In the first six weeks of my internship with CTS, I have aided in many cases and also been solely responsible for obtaining a trucking company for a partnership, as well as tracking over 50 loads. These loads have almost all been transported in refrigerated tractor-trailers; almost all the loads have been of some variety of produce, and on average each load brings in about $250 profit for CTS. In total, the
loads I have been heavily involved in have created a total profit of about $11,000 for the company and helped build a strong base of produce shipping customers. A freight broker’s job may sound easy on paper; however, almost nothing is simple in trucking when dealing with produce. Timing is probably the most crucial element in the freight brokerage practice: the truck must be at the shipping location waiting and ready when the product is picked at a farm, many times truck drivers are late for a load appointment or cannot find the shipper or consignee location, some loads require the refrigerated trailer to be at 40 degrees for the first 6 hours of a run and then 34 degrees for the remainder of the trip, there are often insurance claims on loads of produce that are over/under ripened or damaged during the run, and many other problems that occur on a daily basis in the produce shipping business.
In order to at the very least have a handle on these challenging situations, the most important skill I have developed during this internship has been problem-solving. These problems that occur are very real and it is the freight broker’s sole responsibility to do their best to fix things that go wrong with loads. At times we are not able to fix the problem, but even then we must work to keep the customer happy and transport their product where it needs to be in a different manner by making adjustments. Last week, a load of watermelons that I was tracking was rejected at a US Foods Distribution center in Hatfield, Pennsylvania for being “too cold.” However, my coworker and I communicated and worked together to sell the load to a smaller food company nearby in order to keep our shipper and loyal trucking company happy.

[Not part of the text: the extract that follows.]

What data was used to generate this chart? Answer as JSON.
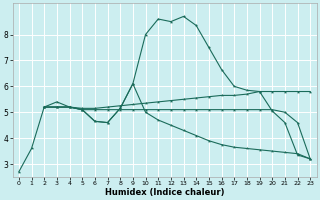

This Small Business Internship Fund program has been a complete immersion into the life of a freight broker and logistics manager. The position is demanding and nonstop, as I have often times had to step away from the dinner table, fishing hole, or local music venue on weekends in order to take calls and work from my phone in order to solve developing problems. My favorite part of the internship has been a feeling of accomplishment after a driver calls to update me that he has successfully delivered a load of produce all the way from Florida to Michigan, about a 1,300 mile run. This being my first internship in the business world, I have learned a great deal about how a business is run, and have learned that I might like to work in sales one day. I have also fallen in love with Nashville and now strongly want to live and work in this area in the future. I have experienced culture such as music, history, and nature that would not be possible anywhere else. Another great part of my SBIF experience here has been networking with Wabash alumni in the area. Just last night I went on a five mile walk with Tim Morrison ‘83, and talked with him about everything from the business world, baseball, and our strong Christian faith. In conclusion, I would like to thank the Small Business Internship Fund program and all people involved in this process for allowing me this wonderful opportunity to gain unique professional and life experience through this amazing program.